Unfortunately, whilst there might have once been a time when the idea of a Michael Bay Mission: Impossible was actually a possibility, on this evidence we should be really, really, grateful we got John Woo instead. Bay makes the use of slo-mo doves look even more pointless, makes car chases into some kind of parody where literally every vehicle involved in a crash not only explodes, but gets ripped into two, and the people within impaled on some kind of wreckage. He has a boatload of pointless parkour, some of the worst mission teamwork you've ever seen, collateral damage galore (did we already talk about how much stuff gets blown up for no apparent reason?) and some really noisy and often unfunny banter in the middle of it all. If there's a story to be told, it didn't make this cut. Oh yeah, and he's clearly got loads of 'Transformer' robot-noise sound effects left over he wants to use - like with the giant magnet - because that's his go-to motif for basically every action scene. In fact, if he took all the leftover B-roll footage shot of blowing stuff up for the Transformers movies, and stitched it together without adding CG Transformers into the mix, this is probably what it would look like.

Even Ryan Reynolds can't save the piece, coming across as completely unsure as to what character he is playing, waiting for a final reveal which just never comes - he's as unsure as we are, not that you'll care. At one point Reynolds' character tells us "we can do some sh*t, really loud", and that just about sums up the mantra used to make this movie. Hell, Bay should consider adopting it for a career epitaph.

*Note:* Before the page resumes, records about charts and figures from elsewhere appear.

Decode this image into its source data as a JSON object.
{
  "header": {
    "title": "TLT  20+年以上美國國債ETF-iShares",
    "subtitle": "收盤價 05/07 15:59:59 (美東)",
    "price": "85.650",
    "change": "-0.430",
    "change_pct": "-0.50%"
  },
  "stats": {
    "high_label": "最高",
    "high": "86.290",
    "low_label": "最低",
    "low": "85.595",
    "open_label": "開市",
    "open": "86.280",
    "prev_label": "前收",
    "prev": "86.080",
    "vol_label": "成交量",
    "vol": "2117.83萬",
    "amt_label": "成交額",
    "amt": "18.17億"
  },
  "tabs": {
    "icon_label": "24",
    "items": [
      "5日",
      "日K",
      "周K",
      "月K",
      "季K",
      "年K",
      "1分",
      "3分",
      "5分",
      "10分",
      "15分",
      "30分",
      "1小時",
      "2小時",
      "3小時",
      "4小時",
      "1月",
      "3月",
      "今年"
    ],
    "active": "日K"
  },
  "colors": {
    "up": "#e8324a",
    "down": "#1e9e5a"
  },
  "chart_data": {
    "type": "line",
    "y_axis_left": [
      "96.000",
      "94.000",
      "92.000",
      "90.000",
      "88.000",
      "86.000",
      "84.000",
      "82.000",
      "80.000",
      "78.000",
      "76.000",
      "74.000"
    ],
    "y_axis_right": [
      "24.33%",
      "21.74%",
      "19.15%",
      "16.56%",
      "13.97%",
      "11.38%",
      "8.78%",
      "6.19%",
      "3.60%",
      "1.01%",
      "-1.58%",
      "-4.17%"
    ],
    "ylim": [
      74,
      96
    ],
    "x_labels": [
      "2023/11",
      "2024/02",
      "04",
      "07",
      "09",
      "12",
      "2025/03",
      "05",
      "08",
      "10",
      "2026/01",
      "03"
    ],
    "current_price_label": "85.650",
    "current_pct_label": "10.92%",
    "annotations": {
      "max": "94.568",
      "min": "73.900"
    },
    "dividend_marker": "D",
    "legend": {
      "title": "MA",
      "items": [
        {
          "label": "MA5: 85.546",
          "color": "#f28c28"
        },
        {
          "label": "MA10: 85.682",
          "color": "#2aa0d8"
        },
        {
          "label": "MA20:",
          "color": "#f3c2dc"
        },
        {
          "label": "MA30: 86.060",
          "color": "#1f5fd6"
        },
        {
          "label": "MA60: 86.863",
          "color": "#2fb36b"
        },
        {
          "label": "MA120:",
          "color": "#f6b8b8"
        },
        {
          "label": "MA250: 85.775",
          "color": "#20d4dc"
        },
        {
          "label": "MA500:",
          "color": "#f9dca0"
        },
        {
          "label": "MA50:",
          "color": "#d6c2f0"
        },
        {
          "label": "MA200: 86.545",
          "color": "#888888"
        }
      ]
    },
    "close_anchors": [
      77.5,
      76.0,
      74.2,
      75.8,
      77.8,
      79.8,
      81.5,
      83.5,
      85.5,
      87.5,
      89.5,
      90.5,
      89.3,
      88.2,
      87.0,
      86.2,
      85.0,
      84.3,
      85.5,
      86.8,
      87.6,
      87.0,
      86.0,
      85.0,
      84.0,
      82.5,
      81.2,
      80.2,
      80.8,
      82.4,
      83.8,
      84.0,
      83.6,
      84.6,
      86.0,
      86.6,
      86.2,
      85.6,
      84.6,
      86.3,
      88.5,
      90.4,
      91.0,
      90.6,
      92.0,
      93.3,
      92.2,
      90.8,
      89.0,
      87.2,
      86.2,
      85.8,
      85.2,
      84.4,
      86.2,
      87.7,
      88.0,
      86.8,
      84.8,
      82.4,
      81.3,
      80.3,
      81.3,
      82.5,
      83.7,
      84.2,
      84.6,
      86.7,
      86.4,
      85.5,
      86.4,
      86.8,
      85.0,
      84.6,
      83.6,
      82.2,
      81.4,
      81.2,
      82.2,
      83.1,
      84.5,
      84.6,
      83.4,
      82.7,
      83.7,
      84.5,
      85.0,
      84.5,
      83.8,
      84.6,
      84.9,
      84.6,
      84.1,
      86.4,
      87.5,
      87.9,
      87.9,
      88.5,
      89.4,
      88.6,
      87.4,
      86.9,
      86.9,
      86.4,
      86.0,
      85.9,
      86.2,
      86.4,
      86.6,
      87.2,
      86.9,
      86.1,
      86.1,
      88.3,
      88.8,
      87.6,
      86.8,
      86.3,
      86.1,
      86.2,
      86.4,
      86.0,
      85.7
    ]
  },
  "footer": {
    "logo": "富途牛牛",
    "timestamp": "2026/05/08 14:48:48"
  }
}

  Reynolds' character tells us "we can do some sh*t, really loud", and that just about sums up the mantra used to make this movie

It would be easy to imagine this ending up as the most watched, but least liked production Netflix has ever made, but if the streaming giant only counts stats based on watching at least half a movie, they probably won't care. If they actually looked at how many people made it to the end, it might be a different story. Indeed, if you didn't make it past the halfway mark then consider yourself one of the lucky ones. It doesn't get any better. You dodged a bullet.